Focusing on the thinnest-slice-of-now to keep our currently unprepared selves from feeling overwhelmed by visions of the changes that the who-we-are- becoming will be ready to meet.
Change Moving Quickly
When change is moving quickly in your life,
it's best not to look much beyond right where you are in this moment…
The "you-that-you-are-now" is likely to feel overwhelmed when it anticipates circumstances
that the "you-that-you-are-becoming" will be well prepared to meet when they actually arrive…
At such times of great acceleration, try living in the thinnest slice of now you can define!
In late January 1973, just two months past my 32nd birthday, I was slowly winding down all of my soon-to-be-former-life in New York City: Closing my private practice as a clinical psychologist by helping twenty or so clients make their way to new therapists. Having special times with my friends and family as we said our farewells. Selling off or giving away most of my possessions in a sometimes hilarious Manhattan luxury hi-rise version of a yard sale.
Heeding a powerful urging from a voice deep inside me, I was beginning a voyage into a beckoning unknown. Preparing to go on the road, planning to wend my way toward California but being otherwise clueless about where the journey would lead, I was propelled by an inner knowing that "I would die if I didn't get to someplace green." (See Pirouettes for more about this time.)
I had moved through a series of stages in the process of translating this urging. The first approximation had been a well-explored vision of relocating to a rural seaside town at the tip of Long Island. That version included moving with my partner of seven years and building a practice as a therapist in this new area. Over the course of almost six months, the plan kept shifting and redefining itself.
After a while, it became apparent that I needed to let go of my profession – the idea of starting another practice felt wrong, even suffocating. Sometime further along, the idea of staying on the East Coast – even at the very rural edge of it – felt not right. And, as the vision slowly reconfigured into a road trip to California, the notion of going with a partner in tow felt stifling and wide of the mark.
Gradually I understood that what I needed was to take leave from everything: partner, profession, friends, family, possessions and my East Coast roots. Some of the leave-taking felt like it might be permanent. Some of it felt like it might be only for an as yet unknowable period of time.
The plan became one of going forth on this open-ended trip like a turtle – with my house on my back as it were. Here, too, the translation kept refining. First I looked at mini-motor homes, then professional van-conversions.
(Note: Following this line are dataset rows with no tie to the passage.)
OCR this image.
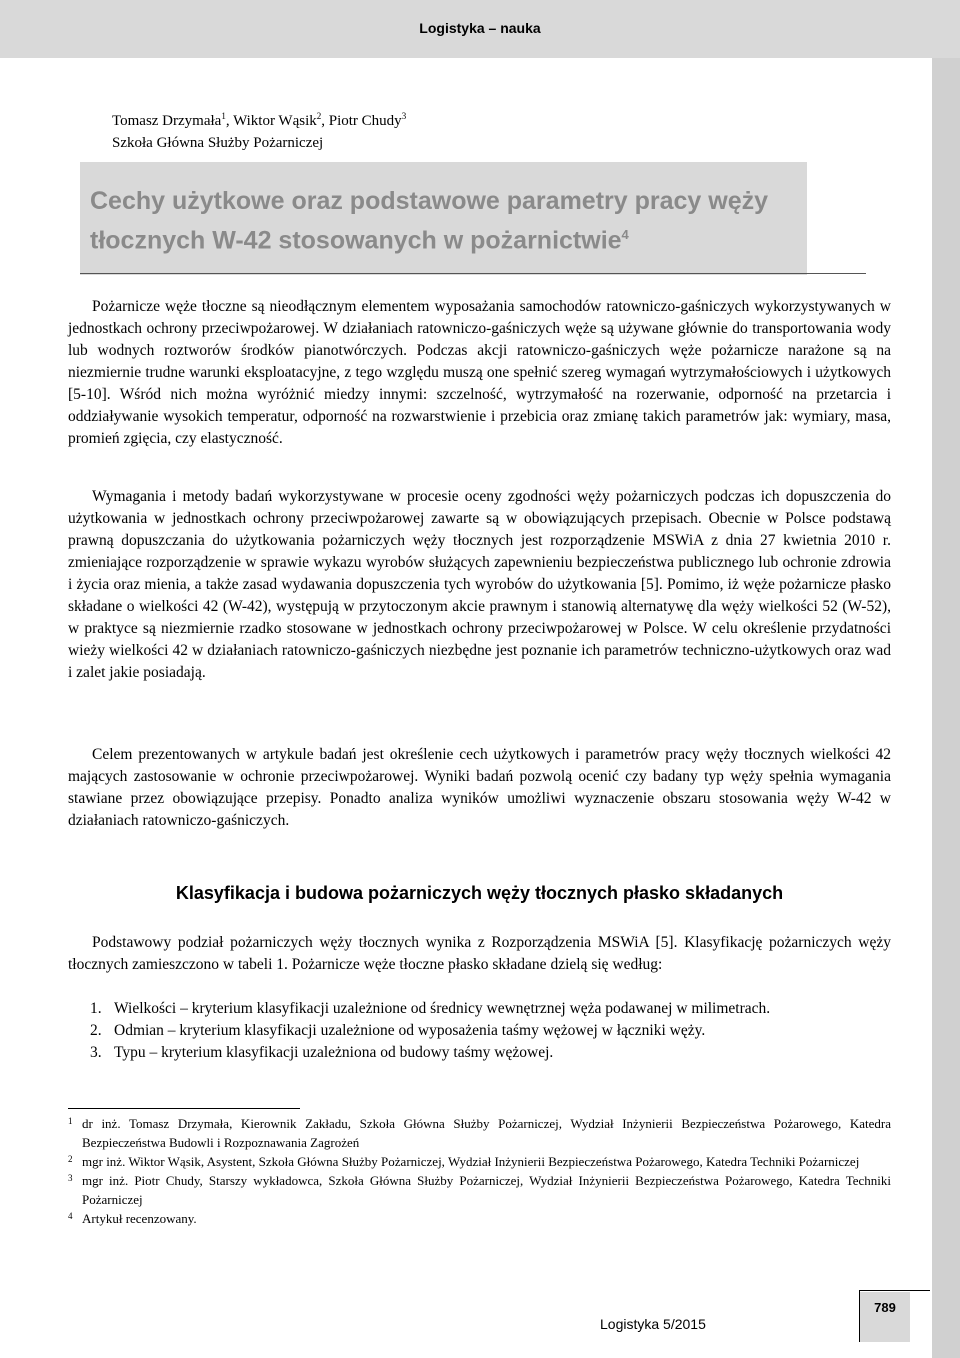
Logistyka – nauka
Tomasz Drzymała$^1$, Wiktor Wąsik$^2$, Piotr Chudy$^3$
Szkoła Główna Służby Pożarniczej
Cechy użytkowe oraz podstawowe parametry pracy węży
tłocznych W-42 stosowanych w pożarnictwie$^4$

Pożarnicze węże tłoczne są nieodłącznym elementem wyposażania samochodów ratowniczo-gaśniczych wykorzystywanych w jednostkach ochrony przeciwpożarowej. W działaniach ratowniczo-gaśniczych węże są używane głównie do transportowania wody lub wodnych roztworów środków pianotwórczych. Podczas akcji ratowniczo-gaśniczych węże pożarnicze narażone są na niezmiernie trudne warunki eksploatacyjne, z tego względu muszą one spełnić szereg wymagań wytrzymałościowych i użytkowych [5-10]. Wśród nich można wyróżnić miedzy innymi: szczelność, wytrzymałość na rozerwanie, odporność na przetarcia i oddziaływanie wysokich temperatur, odporność na rozwarstwienie i przebicia oraz zmianę takich parametrów jak: wymiary, masa, promień zgięcia, czy elastyczność.

Wymagania i metody badań wykorzystywane w procesie oceny zgodności węży pożarniczych podczas ich dopuszczenia do użytkowania w jednostkach ochrony przeciwpożarowej zawarte są w obowiązujących przepisach. Obecnie w Polsce podstawą prawną dopuszczania do użytkowania pożarniczych węży tłocznych jest rozporządzenie MSWiA z dnia 27 kwietnia 2010 r. zmieniające rozporządzenie w sprawie wykazu wyrobów służących zapewnieniu bezpieczeństwa publicznego lub ochronie zdrowia i życia oraz mienia, a także zasad wydawania dopuszczenia tych wyrobów do użytkowania [5]. Pomimo, iż węże pożarnicze płasko składane o wielkości 42 (W-42), występują w przytoczonym akcie prawnym i stanowią alternatywę dla węży wielkości 52 (W-52), w praktyce są niezmiernie rzadko stosowane w jednostkach ochrony przeciwpożarowej w Polsce. W celu określenie przydatności wieży wielkości 42 w działaniach ratowniczo-gaśniczych niezbędne jest poznanie ich parametrów techniczno-użytkowych oraz wad i zalet jakie posiadają.

Celem prezentowanych w artykule badań jest określenie cech użytkowych i parametrów pracy węży tłocznych wielkości 42 mających zastosowanie w ochronie przeciwpożarowej. Wyniki badań pozwolą ocenić czy badany typ węży spełnia wymagania stawiane przez obowiązujące przepisy. Ponadto analiza wyników umożliwi wyznaczenie obszaru stosowania węży W-42 w działaniach ratowniczo-gaśniczych.

Klasyfikacja i budowa pożarniczych węży tłocznych płasko składanych

Podstawowy podział pożarniczych węży tłocznych wynika z Rozporządzenia MSWiA [5]. Klasyfikację pożarniczych węży tłocznych zamieszczono w tabeli 1. Pożarnicze węże tłoczne płasko składane dzielą się według:

1. Wielkości – kryterium klasyfikacji uzależnione od średnicy wewnętrznej węża podawanej w milimetrach.
2. Odmian – kryterium klasyfikacji uzależnione od wyposażenia taśmy wężowej w łączniki węży.
3. Typu – kryterium klasyfikacji uzależniona od budowy taśmy wężowej.
1 dr inż. Tomasz Drzymała, Kierownik Zakładu, Szkoła Główna Służby Pożarniczej, Wydział Inżynierii Bezpieczeństwa Pożarowego, Katedra Bezpieczeństwa Budowli i Rozpoznawania Zagrożeń
2 mgr inż. Wiktor Wąsik, Asystent, Szkoła Główna Służby Pożarniczej, Wydział Inżynierii Bezpieczeństwa Pożarowego, Katedra Techniki Pożarniczej
3 mgr inż. Piotr Chudy, Starszy wykładowca, Szkoła Główna Służby Pożarniczej, Wydział Inżynierii Bezpieczeństwa Pożarowego, Katedra Techniki Pożarniczej
4 Artykuł recenzowany.
Logistyka 5/2015
789
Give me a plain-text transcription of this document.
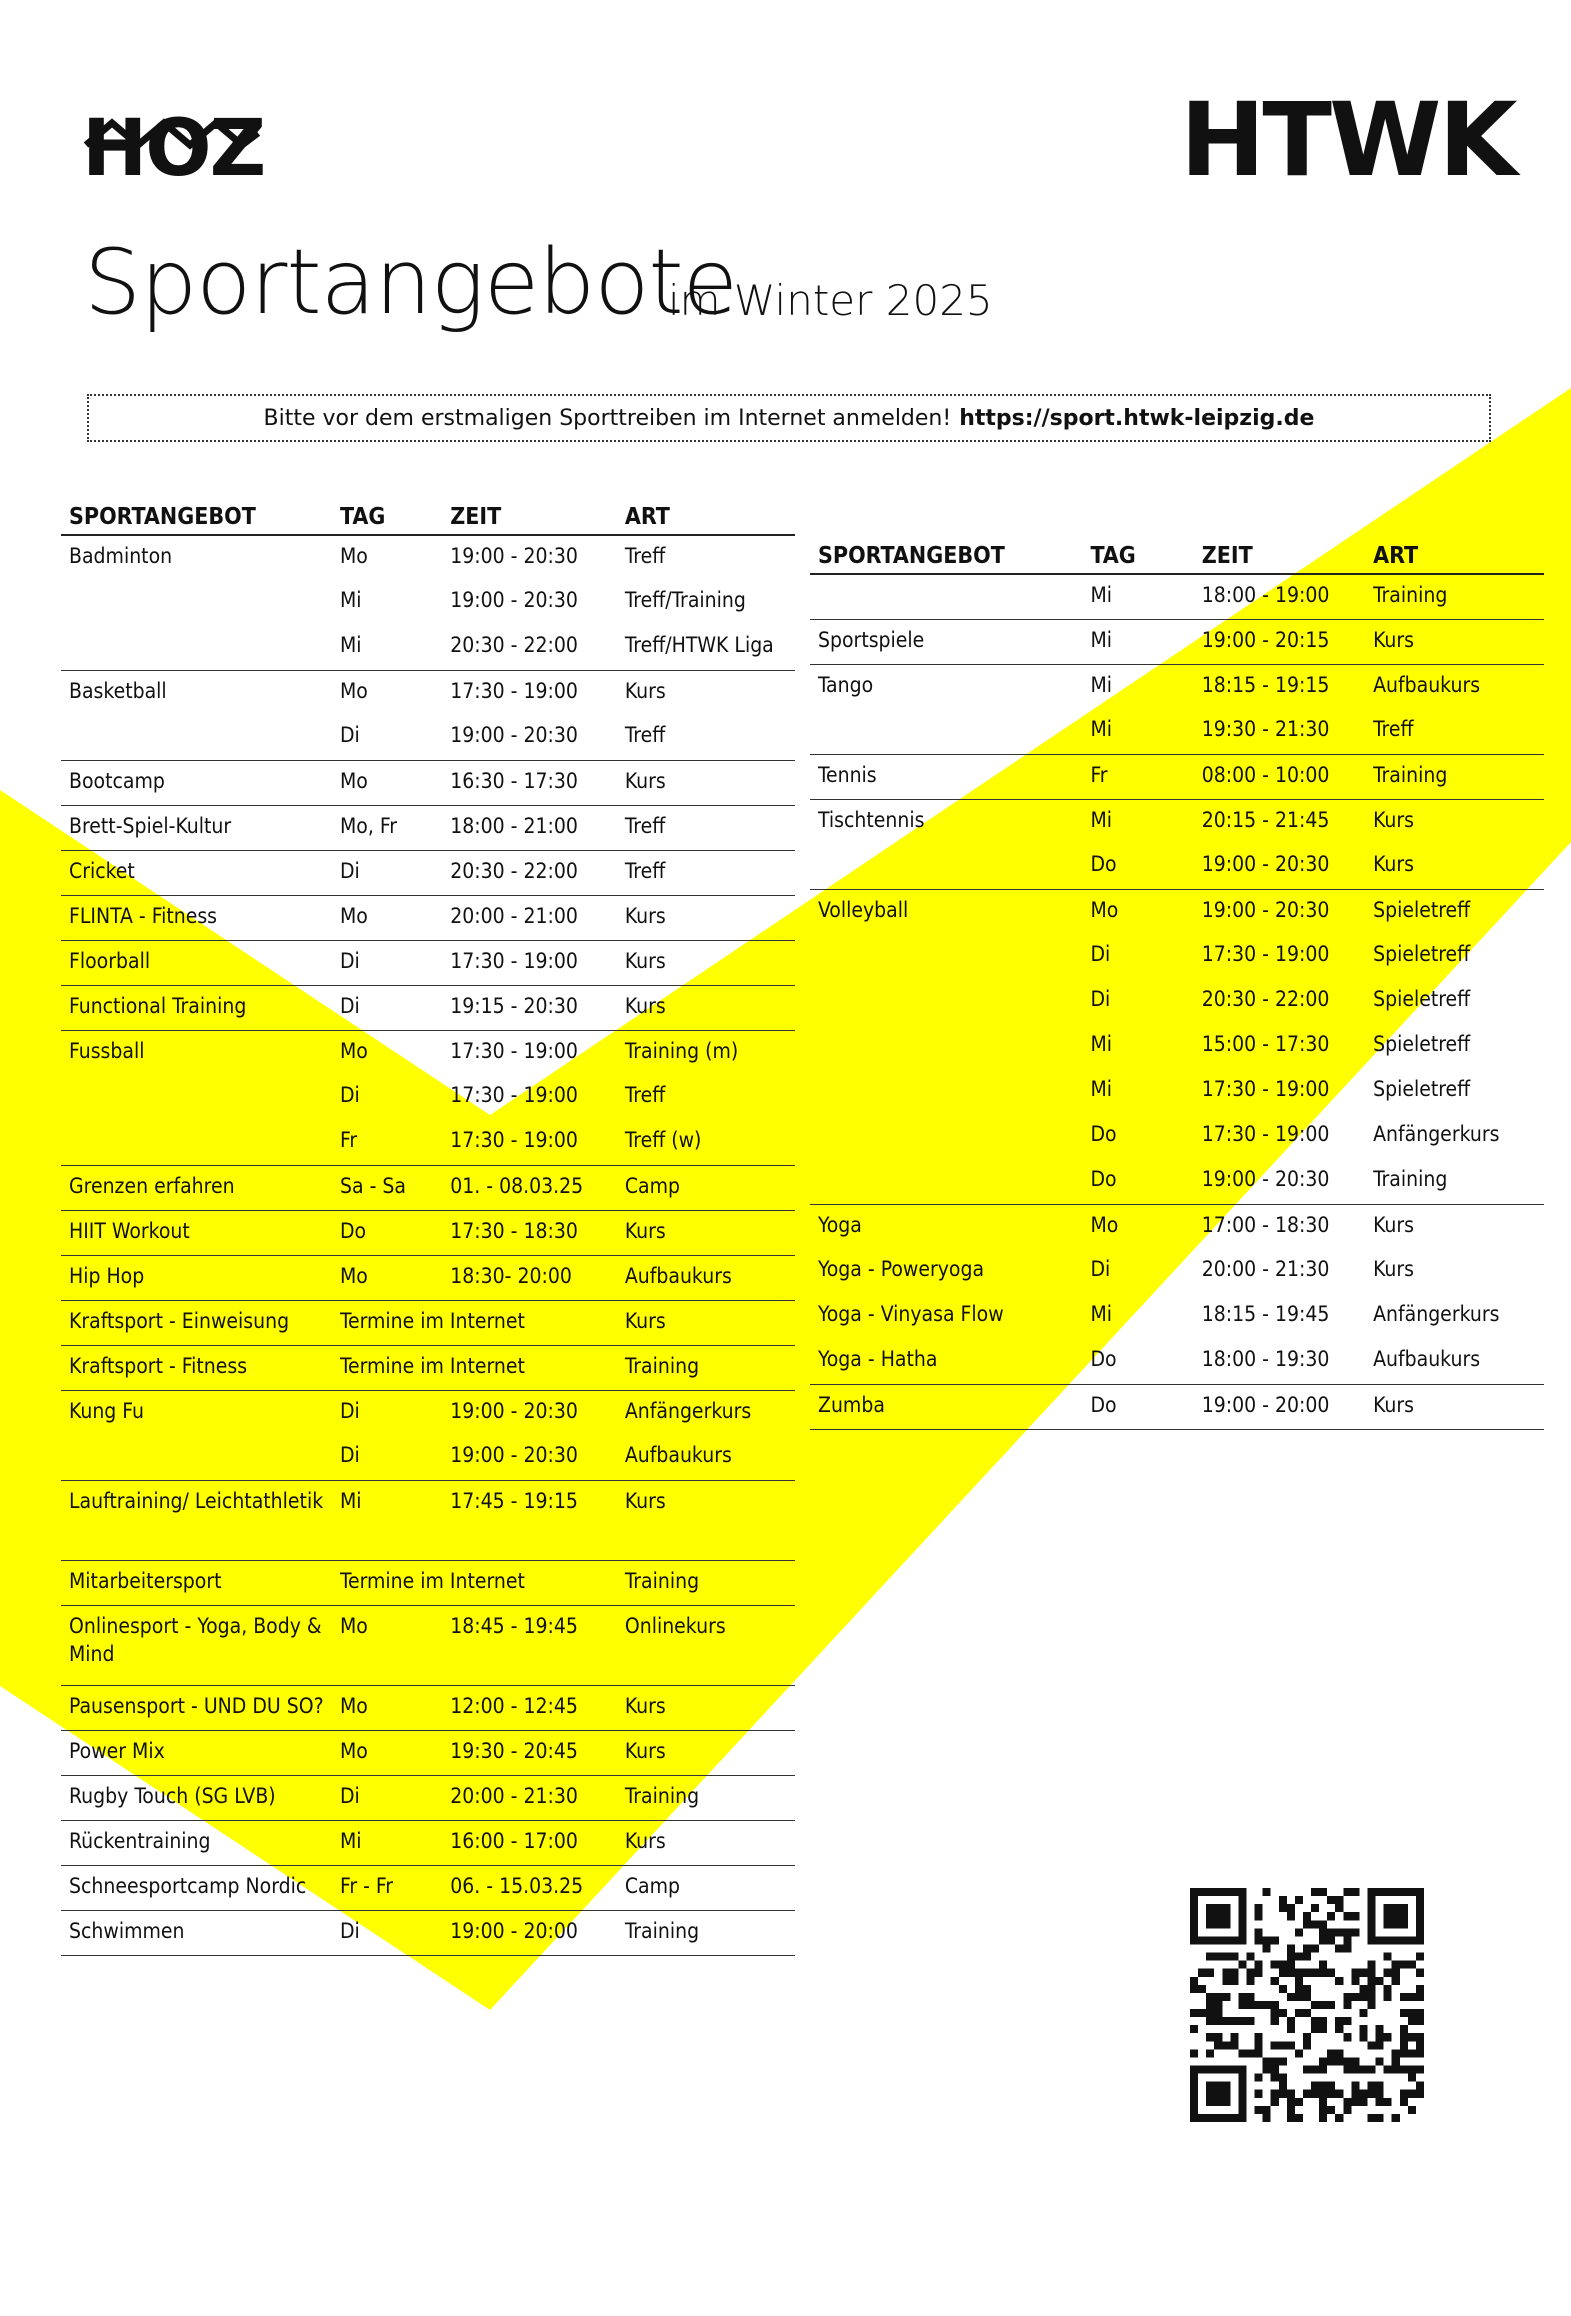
HOZ	HTWK
Sportangebote
im Winter 2025
Bitte vor dem erstmaligen Sporttreiben im Internet anmelden! https://sport.htwk-leipzig.de
SPORTANGEBOT	TAG	ZEIT	ART
Badminton	Mo	19:00 - 20:30	Treff
	Mi	19:00 - 20:30	Treff/Training
	Mi	20:30 - 22:00	Treff/HTWK Liga
Basketball	Mo	17:30 - 19:00	Kurs
	Di	19:00 - 20:30	Treff
Bootcamp	Mo	16:30 - 17:30	Kurs
Brett-Spiel-Kultur	Mo, Fr	18:00 - 21:00	Treff
Cricket	Di	20:30 - 22:00	Treff
FLINTA - Fitness	Mo	20:00 - 21:00	Kurs
Floorball	Di	17:30 - 19:00	Kurs
Functional Training	Di	19:15 - 20:30	Kurs
Fussball	Mo	17:30 - 19:00	Training (m)
	Di	17:30 - 19:00	Treff
	Fr	17:30 - 19:00	Treff (w)
Grenzen erfahren	Sa - Sa	01. - 08.03.25	Camp
HIIT Workout	Do	17:30 - 18:30	Kurs
Hip Hop	Mo	18:30- 20:00	Aufbaukurs
Kraftsport - Einweisung	Termine im Internet		Kurs
Kraftsport - Fitness	Termine im Internet		Training
Kung Fu	Di	19:00 - 20:30	Anfängerkurs
	Di	19:00 - 20:30	Aufbaukurs
Lauftraining/ Leichtathletik	Mi	17:45 - 19:15	Kurs
Mitarbeitersport	Termine im Internet		Training
Onlinesport - Yoga, Body & Mind	Mo	18:45 - 19:45	Onlinekurs
Pausensport - UND DU SO?	Mo	12:00 - 12:45	Kurs
Power Mix	Mo	19:30 - 20:45	Kurs
Rugby Touch (SG LVB)	Di	20:00 - 21:30	Training
Rückentraining	Mi	16:00 - 17:00	Kurs
Schneesportcamp Nordic	Fr - Fr	06. - 15.03.25	Camp
Schwimmen	Di	19:00 - 20:00	Training
SPORTANGEBOT	TAG	ZEIT	ART
	Mi	18:00 - 19:00	Training
Sportspiele	Mi	19:00 - 20:15	Kurs
Tango	Mi	18:15 - 19:15	Aufbaukurs
	Mi	19:30 - 21:30	Treff
Tennis	Fr	08:00 - 10:00	Training
Tischtennis	Mi	20:15 - 21:45	Kurs
	Do	19:00 - 20:30	Kurs
Volleyball	Mo	19:00 - 20:30	Spieletreff
	Di	17:30 - 19:00	Spieletreff
	Di	20:30 - 22:00	Spieletreff
	Mi	15:00 - 17:30	Spieletreff
	Mi	17:30 - 19:00	Spieletreff
	Do	17:30 - 19:00	Anfängerkurs
	Do	19:00 - 20:30	Training
Yoga	Mo	17:00 - 18:30	Kurs
Yoga - Poweryoga	Di	20:00 - 21:30	Kurs
Yoga - Vinyasa Flow	Mi	18:15 - 19:45	Anfängerkurs
Yoga - Hatha	Do	18:00 - 19:30	Aufbaukurs
Zumba	Do	19:00 - 20:00	Kurs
Ultimately, I knew I that I needed to buy a simple, empty commercial van and set it up my self as a bed-sitting room, creating my new living space using salvage gleaned from the life I was leaving.
Having the van as a mobile, self-contained base provided me with some primal security. I would always have my home with me; a home that would provide the safety of a familiar, comforting womb for my rebirthing process, a base camp out of which I might venture as my journey unfolded. This felt essential to the adventure of heading into the unknown and unknowable.
It was an outrageous shift for the ambitious super-achiever I had been until then. Yet, the times allowed for and even encouraged the possibility of such a radical dropping out. In the so-called real world, many different kinds of people were engaged in intense questioning, in re-examining their values and the direction of their lives. In those still-hippie days, lots of folks were going on the road, slipping out of formerly conventional trajectories.
Attentive to the inner voice that was speaking to me so insistently, I followed wherever it led. Baby-step-by-baby-step, things fell into place. I was completing my life as it had been. I felt surprisingly comfortable, without trepidation or fear as I approached the final leave-taking; unfazed by not knowing what was in store for me after I would leave.
As I moved through my preparations, I was learning a powerful lesson about navigating the seas of radical, rapidly moving change. My focus was narrowed to very thin slices of now, doing and processing just one tiny step at a time; not thinking about what was next, what might be waiting further down the path or where I might in fact be heading. The how of it all revealed itself to me in small, timely glimpses as I proceeded.
Carried by the energy moving me through the transition, I was building the confidence and emotional capacities I needed for this major shift. Each step changed me and by doing that, readied me for the next step. I was taught not to scare my self by looking beyond exactly where I was in the moment. When I reached places that might have scared the who I had been just days ago, the who I'd become by this new moment was not at all frightened.
Through the more than 40 years since that time in my life, I've held onto that powerful lesson. Whenever I find my self moving through periods of accelerated change, the knowing place inside me reminds me to keep my focus on the thinnest slices of now that I can define.
Slowing things way down is usually the best first approach to any intensity that threatens to unsettle one's balance. When that doesn't work, the practice of slicing now very thinly is the next best bet.
Focusing on the thinnest slice of now that we can define keeps us from swamping our selves with anticipations of what we're not yet equipped to handle. This narrowing of our focus helps us to not overwhelm our selves trying to encompass the sheer volume of the changes careening toward us. It's a practice that also works to calm us whenever we're feeling inundated by too many projects, too many tasks or too much obsessive worrying.
Whenever you feel overwhelmed and unable to slow the process of change to a more manageable pace, consider living in the thinnest slice of now that you can define.